Driving from Dublin it took about 4 hours to get to the small village of Kinvara, south of Galway on the west coast of Ireland. We had a nice dinner on the seaside and then were treated to a gorgeous sunset before going back to the hotel for an early morning.
We awoke to a mostly sunny day and got on the road for a drive through an area called The Burren, which is made up of plains of criss-crossing limestone formed from glaciers, that spills into the sea near the Aran Islands. It’s beautiful in a wild, desolate way.
About an hour south, we stopped at one of the most spectacular parts of Ireland – the Cliffs of Moher. Soaring 700 feet above the sea, and topped with the most gorgeous mossy green that cameras can’t do justice, you can hike right along the top of the cliffs to Hag’s Head (about 2 hours out and back), and you’re rewarded with amazing views all along the way. Just when you think you’ve seen the best vista, the next one tops it.
After our hike, we hopped back in the car and continued down the west coast, across the River Shannon via the Kerry-Clare car ferry and ended the day in the town of Killarney. Our home for the next couple of days was the elegant Europe Hotel, situated on Lake Lough Lein and a perfect location from which to explore southern Ireland.
The next morning we took a drive to Dingle (only in Ireland does that name work) where we walked around the town, then took a boat ride to see the famous Fungie, a dolphin that’s made the Dingle Harbour its home since 1983. He made several appearances on our 90-minute boat ride to the delight of the passengers.
Next we drove the Dingle Loop, which follows small country roads around the Dingle Peninsula, and provides lots of dramatic photo ops of the ocean overlooking the Blasket Islands, verdant hills diving into the sea, vivid wildflowers all along the roads, sweet little villages and, of course, lots of sheep. It is Ireland, after all. Ah, and you also run across the most westerly point of Europe…the next land stop to the west is the USA.
We stopped along the way to do a hike near the Blasket Islands Visitor’s Centre which was very pretty until we got caught in a rainstorm with literally no shelter, so we just kept trudging along until it stopped. When the rain stopped we happened to make it to the small schoolhouse where the Robert Mitchum movie “Ryan’s Daughter” was filmed in 1970. I haven’t seen it, but it’s now on my “to watch” list.
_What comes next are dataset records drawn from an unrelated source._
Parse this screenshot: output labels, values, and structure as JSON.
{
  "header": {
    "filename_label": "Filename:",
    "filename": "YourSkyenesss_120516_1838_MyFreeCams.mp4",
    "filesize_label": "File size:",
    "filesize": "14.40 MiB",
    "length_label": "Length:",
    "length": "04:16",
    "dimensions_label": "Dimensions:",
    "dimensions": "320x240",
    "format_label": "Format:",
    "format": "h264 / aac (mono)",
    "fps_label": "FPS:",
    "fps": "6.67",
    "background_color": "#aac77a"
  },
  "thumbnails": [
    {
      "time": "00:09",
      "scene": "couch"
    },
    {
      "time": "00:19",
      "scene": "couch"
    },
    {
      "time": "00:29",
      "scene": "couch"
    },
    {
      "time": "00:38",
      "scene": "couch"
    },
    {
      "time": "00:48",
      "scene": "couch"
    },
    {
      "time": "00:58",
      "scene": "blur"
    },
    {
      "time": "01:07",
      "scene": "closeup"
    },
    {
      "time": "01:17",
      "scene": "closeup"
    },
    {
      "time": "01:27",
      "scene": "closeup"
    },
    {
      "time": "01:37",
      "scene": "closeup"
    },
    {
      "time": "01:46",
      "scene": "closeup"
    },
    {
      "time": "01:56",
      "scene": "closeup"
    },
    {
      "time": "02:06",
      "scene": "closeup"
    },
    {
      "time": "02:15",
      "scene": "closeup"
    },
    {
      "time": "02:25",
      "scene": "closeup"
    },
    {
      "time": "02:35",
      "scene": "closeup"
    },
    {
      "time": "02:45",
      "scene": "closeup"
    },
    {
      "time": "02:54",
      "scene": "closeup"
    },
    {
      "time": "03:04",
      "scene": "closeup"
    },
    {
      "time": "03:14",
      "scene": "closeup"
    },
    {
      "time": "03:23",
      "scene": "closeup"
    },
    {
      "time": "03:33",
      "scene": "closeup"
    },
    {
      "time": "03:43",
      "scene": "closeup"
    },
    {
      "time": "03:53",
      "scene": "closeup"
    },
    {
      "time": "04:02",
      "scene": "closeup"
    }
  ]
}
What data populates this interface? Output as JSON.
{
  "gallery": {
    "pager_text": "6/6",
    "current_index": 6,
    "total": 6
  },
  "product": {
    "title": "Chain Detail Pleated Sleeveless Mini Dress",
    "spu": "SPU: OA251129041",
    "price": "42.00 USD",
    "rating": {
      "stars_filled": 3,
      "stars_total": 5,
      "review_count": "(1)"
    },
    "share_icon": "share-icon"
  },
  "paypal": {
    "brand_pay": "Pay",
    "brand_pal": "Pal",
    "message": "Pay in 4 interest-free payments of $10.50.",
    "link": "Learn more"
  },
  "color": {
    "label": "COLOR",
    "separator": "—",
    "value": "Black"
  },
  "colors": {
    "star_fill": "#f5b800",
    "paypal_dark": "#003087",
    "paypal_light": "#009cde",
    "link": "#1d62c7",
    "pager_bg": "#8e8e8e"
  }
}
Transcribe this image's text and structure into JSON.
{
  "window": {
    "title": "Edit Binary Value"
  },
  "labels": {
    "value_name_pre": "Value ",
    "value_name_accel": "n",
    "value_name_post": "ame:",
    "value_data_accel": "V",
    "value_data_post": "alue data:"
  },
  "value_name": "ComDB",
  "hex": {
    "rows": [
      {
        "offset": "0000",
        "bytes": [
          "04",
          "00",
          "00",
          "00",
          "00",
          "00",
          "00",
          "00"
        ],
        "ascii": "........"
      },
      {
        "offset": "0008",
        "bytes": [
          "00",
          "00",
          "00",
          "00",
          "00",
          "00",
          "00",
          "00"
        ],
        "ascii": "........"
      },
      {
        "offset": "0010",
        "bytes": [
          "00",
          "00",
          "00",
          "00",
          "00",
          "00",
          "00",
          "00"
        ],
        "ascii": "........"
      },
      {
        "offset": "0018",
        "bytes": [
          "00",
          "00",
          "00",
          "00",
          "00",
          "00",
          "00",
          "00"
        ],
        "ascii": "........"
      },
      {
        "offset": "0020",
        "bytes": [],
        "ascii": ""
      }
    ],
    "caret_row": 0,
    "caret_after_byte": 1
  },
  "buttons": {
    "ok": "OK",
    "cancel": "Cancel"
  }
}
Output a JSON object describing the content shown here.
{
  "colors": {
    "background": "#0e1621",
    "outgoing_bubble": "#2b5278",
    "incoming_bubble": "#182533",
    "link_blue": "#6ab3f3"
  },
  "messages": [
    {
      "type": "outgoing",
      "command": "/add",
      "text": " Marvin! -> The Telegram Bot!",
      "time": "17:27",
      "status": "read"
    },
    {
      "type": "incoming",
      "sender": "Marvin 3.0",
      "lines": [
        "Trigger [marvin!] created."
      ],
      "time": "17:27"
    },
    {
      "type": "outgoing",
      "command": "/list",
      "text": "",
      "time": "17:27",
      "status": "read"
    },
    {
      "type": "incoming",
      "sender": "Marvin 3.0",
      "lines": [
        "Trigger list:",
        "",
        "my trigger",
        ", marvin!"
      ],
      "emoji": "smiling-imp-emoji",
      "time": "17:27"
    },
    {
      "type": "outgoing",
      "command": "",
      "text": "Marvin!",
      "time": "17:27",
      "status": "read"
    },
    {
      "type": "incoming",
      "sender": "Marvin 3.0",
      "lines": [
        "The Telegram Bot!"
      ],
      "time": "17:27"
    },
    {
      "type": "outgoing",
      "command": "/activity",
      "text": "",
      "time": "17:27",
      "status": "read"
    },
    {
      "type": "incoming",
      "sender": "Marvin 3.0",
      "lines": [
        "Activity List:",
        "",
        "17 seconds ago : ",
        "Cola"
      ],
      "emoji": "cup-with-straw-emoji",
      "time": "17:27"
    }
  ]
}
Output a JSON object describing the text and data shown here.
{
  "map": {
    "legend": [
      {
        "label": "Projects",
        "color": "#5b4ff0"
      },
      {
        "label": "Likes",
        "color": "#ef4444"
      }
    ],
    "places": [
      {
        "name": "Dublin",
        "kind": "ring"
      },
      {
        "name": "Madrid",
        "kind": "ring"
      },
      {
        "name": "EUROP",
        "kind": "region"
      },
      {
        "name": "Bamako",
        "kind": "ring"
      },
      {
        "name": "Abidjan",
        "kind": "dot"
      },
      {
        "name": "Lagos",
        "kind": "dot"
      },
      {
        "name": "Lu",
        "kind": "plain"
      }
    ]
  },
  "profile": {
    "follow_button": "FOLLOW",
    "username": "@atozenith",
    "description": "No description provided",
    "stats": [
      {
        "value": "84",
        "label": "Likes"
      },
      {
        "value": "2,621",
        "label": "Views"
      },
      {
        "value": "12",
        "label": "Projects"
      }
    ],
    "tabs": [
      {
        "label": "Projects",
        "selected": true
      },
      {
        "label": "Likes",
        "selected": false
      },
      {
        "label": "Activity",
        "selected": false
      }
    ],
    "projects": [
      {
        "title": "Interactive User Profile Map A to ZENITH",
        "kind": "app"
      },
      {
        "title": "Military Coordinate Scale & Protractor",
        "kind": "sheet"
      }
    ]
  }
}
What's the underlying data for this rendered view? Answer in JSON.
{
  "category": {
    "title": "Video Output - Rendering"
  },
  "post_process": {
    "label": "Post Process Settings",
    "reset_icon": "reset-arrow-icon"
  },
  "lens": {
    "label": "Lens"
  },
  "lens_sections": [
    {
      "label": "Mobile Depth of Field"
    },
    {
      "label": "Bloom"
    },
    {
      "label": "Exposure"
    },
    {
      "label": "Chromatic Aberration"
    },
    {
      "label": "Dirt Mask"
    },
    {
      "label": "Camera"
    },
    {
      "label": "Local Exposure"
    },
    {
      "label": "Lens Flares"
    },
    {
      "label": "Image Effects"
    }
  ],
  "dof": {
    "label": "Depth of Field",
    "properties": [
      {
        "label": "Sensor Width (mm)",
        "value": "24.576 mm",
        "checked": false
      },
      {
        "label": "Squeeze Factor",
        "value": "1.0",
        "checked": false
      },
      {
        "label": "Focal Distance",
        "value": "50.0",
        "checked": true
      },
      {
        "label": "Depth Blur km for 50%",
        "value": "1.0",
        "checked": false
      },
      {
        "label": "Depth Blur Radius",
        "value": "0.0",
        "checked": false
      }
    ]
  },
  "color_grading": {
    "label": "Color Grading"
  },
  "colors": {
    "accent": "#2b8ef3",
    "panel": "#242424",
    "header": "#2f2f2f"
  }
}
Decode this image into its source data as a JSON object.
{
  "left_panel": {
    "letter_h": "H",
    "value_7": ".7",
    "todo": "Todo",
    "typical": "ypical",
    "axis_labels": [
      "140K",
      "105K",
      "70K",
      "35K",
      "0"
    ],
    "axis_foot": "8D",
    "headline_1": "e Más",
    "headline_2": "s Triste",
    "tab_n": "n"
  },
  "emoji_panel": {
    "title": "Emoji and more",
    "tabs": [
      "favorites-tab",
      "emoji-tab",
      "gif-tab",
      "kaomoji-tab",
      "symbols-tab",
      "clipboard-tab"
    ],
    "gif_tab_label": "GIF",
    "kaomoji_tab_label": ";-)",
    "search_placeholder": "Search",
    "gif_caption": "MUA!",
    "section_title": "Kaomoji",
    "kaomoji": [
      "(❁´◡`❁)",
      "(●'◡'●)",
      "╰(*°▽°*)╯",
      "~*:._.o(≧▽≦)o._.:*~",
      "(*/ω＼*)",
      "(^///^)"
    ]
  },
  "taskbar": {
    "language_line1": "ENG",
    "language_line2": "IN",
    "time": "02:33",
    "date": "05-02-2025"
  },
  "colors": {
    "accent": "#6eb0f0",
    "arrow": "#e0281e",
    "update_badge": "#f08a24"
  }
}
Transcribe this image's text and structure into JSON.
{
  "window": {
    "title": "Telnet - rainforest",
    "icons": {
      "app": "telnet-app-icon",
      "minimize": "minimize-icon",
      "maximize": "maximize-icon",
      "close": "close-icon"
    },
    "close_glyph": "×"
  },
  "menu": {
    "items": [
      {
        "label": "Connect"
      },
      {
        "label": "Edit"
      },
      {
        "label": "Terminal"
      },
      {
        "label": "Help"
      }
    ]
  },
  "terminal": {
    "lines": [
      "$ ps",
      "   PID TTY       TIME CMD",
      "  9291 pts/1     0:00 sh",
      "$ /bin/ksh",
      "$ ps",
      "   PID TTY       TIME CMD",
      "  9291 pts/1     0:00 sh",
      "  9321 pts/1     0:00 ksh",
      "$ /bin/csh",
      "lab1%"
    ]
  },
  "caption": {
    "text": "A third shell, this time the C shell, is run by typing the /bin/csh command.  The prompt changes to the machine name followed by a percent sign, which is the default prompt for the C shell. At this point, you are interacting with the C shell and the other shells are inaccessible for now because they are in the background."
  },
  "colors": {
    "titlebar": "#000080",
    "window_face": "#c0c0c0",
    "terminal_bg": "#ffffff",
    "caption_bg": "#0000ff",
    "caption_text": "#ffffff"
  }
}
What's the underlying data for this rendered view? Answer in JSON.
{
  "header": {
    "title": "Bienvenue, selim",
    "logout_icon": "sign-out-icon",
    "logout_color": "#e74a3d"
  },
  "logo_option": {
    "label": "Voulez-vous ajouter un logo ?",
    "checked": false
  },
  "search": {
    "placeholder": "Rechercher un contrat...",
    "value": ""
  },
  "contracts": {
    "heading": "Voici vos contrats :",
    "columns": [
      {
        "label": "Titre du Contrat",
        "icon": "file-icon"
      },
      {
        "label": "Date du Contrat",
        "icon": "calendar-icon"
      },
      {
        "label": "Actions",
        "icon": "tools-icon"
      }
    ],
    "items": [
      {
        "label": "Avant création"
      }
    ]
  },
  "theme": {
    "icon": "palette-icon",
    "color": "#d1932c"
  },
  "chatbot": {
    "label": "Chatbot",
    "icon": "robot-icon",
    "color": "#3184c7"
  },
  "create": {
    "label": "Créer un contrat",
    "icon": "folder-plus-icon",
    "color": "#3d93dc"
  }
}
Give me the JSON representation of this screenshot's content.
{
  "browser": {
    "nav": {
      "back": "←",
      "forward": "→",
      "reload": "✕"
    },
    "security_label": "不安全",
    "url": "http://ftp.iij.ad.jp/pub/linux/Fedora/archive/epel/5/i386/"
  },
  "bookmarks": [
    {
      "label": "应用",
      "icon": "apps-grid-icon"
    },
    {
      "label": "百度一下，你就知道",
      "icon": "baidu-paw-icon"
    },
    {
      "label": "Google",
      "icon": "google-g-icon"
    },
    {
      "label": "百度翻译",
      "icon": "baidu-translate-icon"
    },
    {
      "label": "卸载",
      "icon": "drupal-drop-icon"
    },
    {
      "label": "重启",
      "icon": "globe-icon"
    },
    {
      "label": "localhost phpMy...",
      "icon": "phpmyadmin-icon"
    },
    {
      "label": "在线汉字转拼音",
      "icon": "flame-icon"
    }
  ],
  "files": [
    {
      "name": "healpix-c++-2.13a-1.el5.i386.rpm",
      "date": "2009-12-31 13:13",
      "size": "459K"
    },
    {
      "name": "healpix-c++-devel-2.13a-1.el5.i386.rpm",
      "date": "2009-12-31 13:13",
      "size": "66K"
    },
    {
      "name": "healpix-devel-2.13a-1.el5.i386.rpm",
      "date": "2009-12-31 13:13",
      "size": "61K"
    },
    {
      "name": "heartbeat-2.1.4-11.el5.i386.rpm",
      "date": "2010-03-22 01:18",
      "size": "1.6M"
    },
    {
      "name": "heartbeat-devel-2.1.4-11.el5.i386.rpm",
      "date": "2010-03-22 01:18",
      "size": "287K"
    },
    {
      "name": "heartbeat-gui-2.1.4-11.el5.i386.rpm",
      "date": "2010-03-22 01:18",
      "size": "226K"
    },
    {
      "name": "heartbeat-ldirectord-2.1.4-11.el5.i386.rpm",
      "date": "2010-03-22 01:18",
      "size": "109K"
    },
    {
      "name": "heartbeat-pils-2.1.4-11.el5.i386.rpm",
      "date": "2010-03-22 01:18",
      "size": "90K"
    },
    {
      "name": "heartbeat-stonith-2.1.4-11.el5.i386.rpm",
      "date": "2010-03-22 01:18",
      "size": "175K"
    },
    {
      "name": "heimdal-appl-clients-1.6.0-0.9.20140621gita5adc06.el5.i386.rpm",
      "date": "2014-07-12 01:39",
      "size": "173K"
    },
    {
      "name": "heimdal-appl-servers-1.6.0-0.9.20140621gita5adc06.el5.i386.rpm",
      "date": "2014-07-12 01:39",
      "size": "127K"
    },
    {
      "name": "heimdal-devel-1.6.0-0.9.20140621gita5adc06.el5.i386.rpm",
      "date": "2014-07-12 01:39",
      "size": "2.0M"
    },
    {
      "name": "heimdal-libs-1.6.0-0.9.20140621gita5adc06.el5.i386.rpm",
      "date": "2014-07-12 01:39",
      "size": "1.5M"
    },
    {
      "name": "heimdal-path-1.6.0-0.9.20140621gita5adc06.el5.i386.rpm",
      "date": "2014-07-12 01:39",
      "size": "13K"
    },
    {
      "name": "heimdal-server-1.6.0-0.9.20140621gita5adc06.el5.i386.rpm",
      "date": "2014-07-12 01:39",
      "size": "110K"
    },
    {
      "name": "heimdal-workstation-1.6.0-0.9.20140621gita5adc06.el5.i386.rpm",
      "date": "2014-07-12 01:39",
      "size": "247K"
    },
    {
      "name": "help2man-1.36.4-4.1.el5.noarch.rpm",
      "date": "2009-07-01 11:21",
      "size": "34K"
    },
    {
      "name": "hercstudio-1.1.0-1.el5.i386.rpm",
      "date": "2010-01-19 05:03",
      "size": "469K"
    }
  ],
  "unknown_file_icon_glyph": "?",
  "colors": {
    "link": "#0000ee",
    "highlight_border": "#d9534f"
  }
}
We ended the day with a good ol’ pub dinner of lamb stew for me, and fish & chips for Mom. A very good Irish day indeed.
We began the next day with a 7km hike into the Gap of Dunloe, (very close to our hotel) a narrow pass in the mountains of the McGuillycuddy Reeks. It was a lovely hike, surrounded on both sides by velvety green, through the middle of which flowed a river with stone bridges zig-zagging across all along the way.
After our hike, we did a hurried drive around the Ring of Kerry (considered by many to be one of the best activities in Ireland, but if we had to choose, we preferred the views on the Dingle Loop), with a stop in the town of Kenmare before we headed toward Cork for dinner. After a chaotic drive in the Cork city limits, we found a super cute tapas restaurant (Jacques), then took off for our next stop: Kilkenny.
We had a good night’s sleep in Kilkenny, and then spent the day exploring the town. Highlights include Kilkenny Castle and numerous churches…particularly St. Canice Cathedral which has a detached tower that you can climb up for great views of the town below.
After a late lunch, we got back on the road. It was time to head north to Dublin, turn in the car and stay the night near the airport as we both had early flights the next morning: Mom was heading back to the US, and I was on my way to Amsterdam…
What a great trip! T’anks for a great time Ireland!